Oordelen vernauwt je zicht omdat het inhoudt dat je je eigen referentiekader als de norm beschouwt, en geen ruimte laat aan andere referentiekaders om je horizon uit te breiden. Wetenschappers die niet nieuwsgierig zouden zijn naar onbekende elementen van de werkelijkheid zouden geen vooruitgang kunnen boeken. Mensen die niet nieuwsgierig zijn naar afwijkende meningen en manieren om te leven, blijven stilstaan binnen hun referentiekader. Je laat immers geen informatie meer toe die niet strookt met jouw vooraf afgebakende mening, geloof of perceptie van de werkelijkheid. In het Engels noemt men dit: confirmation bias. Je pikt uit de media, onderzoeken, discussies alleen wat jou bevestigt in jouw comfortzone.
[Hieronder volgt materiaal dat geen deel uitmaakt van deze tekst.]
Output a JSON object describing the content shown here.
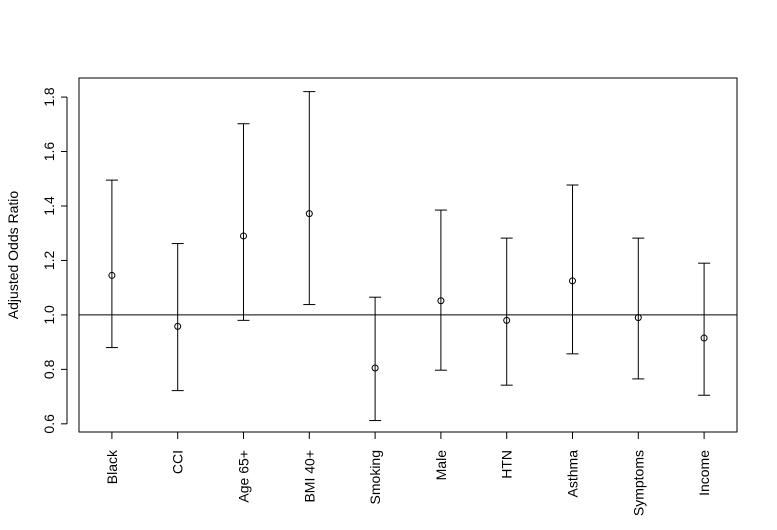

Er is een middel om die confirmation bias te counteren: een socratisch gesprek. Een gesprek waarin je op zijn minst probeert om in dialoog te gaan zonder je eigen mening te propageren. Een gesprek waarin je op een objectief nieuwsgierige manier probeert vragen te stellen. Jouw emotionele respons die sommige antwoorden uitlokken even links laten liggen, en doorvragen. Hoeveel kunnen we daar niet uit leren?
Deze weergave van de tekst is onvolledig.